TOKYO -- The Japanese government is considering offering free coronavirus vaccines nationwide to all residents who want it, Nikkei has learned.
Those at high risk of developing severe symptoms, notably the elderly and health care workers, will receive first priority for vaccination, which will later be expanded to others. The full cost of immunization will be paid for from the national budget to ensure smooth mass vaccination.
How the program will be conducted will be discussed through the government's panel on the pandemic, which brings together experts on infectious disease and economists.
When the novel influenza spread in Japan from 2009 to 2010, the central and local governments offered subsidized vaccines to those with low incomes. In principle, people paid out of pocket for the vaccine, which cost 3,600 yen ($34) for a single dose and 6,150 yen for two doses.

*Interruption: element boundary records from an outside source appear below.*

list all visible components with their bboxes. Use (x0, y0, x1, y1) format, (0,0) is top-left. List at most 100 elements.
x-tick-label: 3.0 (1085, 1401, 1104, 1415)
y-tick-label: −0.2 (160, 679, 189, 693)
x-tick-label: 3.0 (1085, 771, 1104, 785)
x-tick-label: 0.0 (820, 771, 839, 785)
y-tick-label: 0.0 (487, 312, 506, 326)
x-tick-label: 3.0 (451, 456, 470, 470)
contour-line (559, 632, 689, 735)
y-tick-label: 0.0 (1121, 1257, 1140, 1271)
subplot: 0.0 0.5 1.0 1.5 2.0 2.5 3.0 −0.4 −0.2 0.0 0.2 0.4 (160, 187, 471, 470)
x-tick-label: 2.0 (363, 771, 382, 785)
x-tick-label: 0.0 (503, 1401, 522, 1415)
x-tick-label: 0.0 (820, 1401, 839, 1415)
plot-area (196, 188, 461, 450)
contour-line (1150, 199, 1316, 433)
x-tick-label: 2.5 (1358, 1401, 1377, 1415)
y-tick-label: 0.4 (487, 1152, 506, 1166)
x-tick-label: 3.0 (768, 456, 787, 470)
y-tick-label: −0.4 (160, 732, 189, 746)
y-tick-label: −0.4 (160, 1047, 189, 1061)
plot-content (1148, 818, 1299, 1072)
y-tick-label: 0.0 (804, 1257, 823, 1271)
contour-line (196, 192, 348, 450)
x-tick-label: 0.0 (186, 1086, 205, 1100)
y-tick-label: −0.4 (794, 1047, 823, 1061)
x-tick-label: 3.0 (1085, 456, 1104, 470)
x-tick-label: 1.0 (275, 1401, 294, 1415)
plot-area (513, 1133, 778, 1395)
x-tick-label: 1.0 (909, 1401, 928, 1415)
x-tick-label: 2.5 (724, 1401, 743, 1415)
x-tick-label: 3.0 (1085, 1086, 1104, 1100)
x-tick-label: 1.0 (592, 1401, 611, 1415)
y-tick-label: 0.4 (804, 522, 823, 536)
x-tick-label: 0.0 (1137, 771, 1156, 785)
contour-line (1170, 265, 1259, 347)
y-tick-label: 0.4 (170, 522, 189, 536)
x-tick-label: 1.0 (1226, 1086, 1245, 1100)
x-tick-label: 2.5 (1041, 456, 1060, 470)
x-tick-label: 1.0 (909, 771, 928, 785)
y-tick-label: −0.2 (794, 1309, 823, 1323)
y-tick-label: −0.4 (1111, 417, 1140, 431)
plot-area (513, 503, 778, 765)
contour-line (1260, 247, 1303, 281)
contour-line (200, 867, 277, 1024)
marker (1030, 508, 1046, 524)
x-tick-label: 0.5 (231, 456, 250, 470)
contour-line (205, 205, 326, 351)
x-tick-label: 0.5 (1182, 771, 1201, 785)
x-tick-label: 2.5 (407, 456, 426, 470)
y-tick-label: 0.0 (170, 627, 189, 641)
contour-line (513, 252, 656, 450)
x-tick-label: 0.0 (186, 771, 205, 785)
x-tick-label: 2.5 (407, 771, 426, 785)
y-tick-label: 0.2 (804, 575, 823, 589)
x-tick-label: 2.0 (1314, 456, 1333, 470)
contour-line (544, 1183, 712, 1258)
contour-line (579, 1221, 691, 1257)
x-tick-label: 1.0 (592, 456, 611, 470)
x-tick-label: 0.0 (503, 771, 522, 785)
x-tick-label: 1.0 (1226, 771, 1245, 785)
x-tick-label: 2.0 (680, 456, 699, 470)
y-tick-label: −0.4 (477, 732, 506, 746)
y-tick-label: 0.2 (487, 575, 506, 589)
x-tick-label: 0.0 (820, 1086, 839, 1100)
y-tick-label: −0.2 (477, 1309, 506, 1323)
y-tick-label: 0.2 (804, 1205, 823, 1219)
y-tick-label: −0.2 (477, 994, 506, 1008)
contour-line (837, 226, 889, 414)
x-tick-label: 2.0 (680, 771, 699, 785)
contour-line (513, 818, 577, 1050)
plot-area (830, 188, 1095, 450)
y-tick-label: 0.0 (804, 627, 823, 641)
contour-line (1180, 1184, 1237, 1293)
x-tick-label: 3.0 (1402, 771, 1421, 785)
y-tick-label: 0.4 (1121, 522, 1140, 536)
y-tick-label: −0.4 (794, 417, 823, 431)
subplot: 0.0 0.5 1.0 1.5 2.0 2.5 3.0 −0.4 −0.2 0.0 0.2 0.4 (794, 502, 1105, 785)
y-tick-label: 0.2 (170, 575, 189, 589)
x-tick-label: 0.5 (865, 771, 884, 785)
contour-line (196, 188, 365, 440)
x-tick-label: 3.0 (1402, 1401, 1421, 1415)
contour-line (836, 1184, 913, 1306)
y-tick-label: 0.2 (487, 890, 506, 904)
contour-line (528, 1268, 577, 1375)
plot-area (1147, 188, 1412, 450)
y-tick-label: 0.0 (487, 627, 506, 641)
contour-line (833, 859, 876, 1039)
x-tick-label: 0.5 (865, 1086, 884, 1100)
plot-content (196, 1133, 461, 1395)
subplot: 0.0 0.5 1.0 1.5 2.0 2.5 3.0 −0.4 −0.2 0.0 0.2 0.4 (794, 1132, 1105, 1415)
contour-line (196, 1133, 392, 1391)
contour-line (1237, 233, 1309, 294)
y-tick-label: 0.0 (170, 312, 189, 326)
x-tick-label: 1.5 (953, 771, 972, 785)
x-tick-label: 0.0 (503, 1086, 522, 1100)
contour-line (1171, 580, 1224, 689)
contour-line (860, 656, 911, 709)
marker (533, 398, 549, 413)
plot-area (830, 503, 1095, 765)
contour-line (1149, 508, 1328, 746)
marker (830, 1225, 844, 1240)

Offering free COVID-19 vaccines using reserve funds is now under consideration. The plan calls for the central government to bear the full cost, without requesting local authorities to pay.
Vaccines for the coronavirus are now under development. The Japanese government is negotiating with multiple pharmaceutical companies, including Pfizer of the U.S. and U.K.-based AstraZeneca, asking drug companies to supply vaccines to Japan.
The government aims to secure enough vaccines to immunize all residents by the first half of 2021, with the Olympics scheduled to take place in Tokyo next summer.
Japan will not only create a framework for vaccination but also prepare relief measures for those who suffer side effects from the vaccine. It will set up a system that allows for compensation to be paid to participants in clinical trials. Such fees, which are normally paid by pharmaceutical companies, will be paid by the government.